A terminal object $T$ in a category $\mathcal C$ is an object such that for every object $X$ there exists a unique morphism $X \to T$.
The pullback of two morphisms $f: X \to Z$ and $g: Y \to Z$ is the unique object $P$ with morphisms $p_1 : P \to X$ and $p_2: P \to Y$ such that for every object $Q$ and morphisms $q_1$, $q_2$ there exists a unique morphism $u: Q \to P$ such that the following diagram commutes:
If $Z$ is terminal then $P = X \times Y$. I think the way to see this is to apply a forgetful functor $F: \mathcal C \to \mathbf{Set}$. Then $Z$ maps to a one element set so that $f,g$ become the constant maps and then $P = \{(x,y) \mid f(x) = g(y) \} = X \times Y$.

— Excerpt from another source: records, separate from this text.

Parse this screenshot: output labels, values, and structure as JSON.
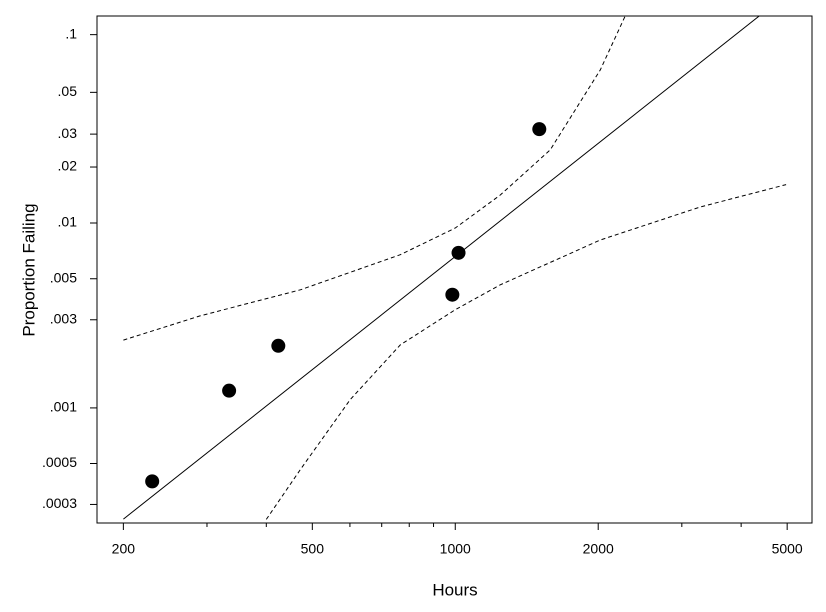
{
  "chart_data": {
    "type": "probability-plot",
    "xlabel": "Hours",
    "ylabel": "Proportion Failing",
    "xscale": "log",
    "yscale": "weibull",
    "xlim": [
      176,
      5640
    ],
    "ylim": [
      0.000238,
      0.1245
    ],
    "xticks": [
      200,
      500,
      1000,
      2000,
      5000
    ],
    "xminor": [
      300,
      400,
      600,
      700,
      800,
      900,
      3000,
      4000
    ],
    "yticks": [
      {
        "value": 0.1,
        "label": ".1"
      },
      {
        "value": 0.05,
        "label": ".05"
      },
      {
        "value": 0.03,
        "label": ".03"
      },
      {
        "value": 0.02,
        "label": ".02"
      },
      {
        "value": 0.01,
        "label": ".01"
      },
      {
        "value": 0.005,
        "label": ".005"
      },
      {
        "value": 0.003,
        "label": ".003"
      },
      {
        "value": 0.001,
        "label": ".001"
      },
      {
        "value": 0.0005,
        "label": ".0005"
      },
      {
        "value": 0.0003,
        "label": ".0003"
      }
    ],
    "points": {
      "color": "#000000",
      "x": [
        230,
        334,
        424,
        986,
        1016,
        1503
      ],
      "values": [
        0.0004,
        0.00124,
        0.00217,
        0.0041,
        0.0069,
        0.0319
      ]
    },
    "fit": {
      "color": "#000000",
      "x": [
        200,
        4365
      ],
      "values": [
        0.00025,
        0.1245
      ]
    },
    "bands": [
      {
        "color": "#000000",
        "x": [
          200,
          290,
          472,
          766,
          1000,
          1244,
          1585,
          2020,
          2280
        ],
        "values": [
          0.00233,
          0.00315,
          0.00436,
          0.00674,
          0.0094,
          0.01415,
          0.0247,
          0.0656,
          0.1245
        ]
      },
      {
        "color": "#000000",
        "x": [
          400,
          472,
          601,
          766,
          1000,
          1244,
          2020,
          3280,
          4975
        ],
        "values": [
          0.000249,
          0.000464,
          0.00111,
          0.002194,
          0.0034,
          0.00464,
          0.0081,
          0.0122,
          0.0161
        ]
      }
    ]
  }
}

Is there a different way to see that if $Z$ is terminal then $P = X \times Y$, not involving knowledge of what terminal objects in $\mathbf{Set}$ look like? Maybe not involving $\mathbf{Set}$ at all?
Best Answer
Here is an easy way to "see it." The pullback is the limit of the diagram $X \stackrel{f}{\rightarrow} Z \stackrel{g}{\leftarrow} Y$. It is unique up to isomorphism. If $Z$ is the terminal object, there is exactly one $f$ and one $g$. So, such diagrams are one-to-one with pairs $(X,Y)$ of objects, or discrete diagrams with just $X$ and $Y$. Since the product is the limit of the discrete diagram, the pullback is a product (which is again unique up to isomorphism).
(By the way, categories in general do not have forgetful functors to Set, let alone the fact that "forgetful functor" is not a formally defined concept.)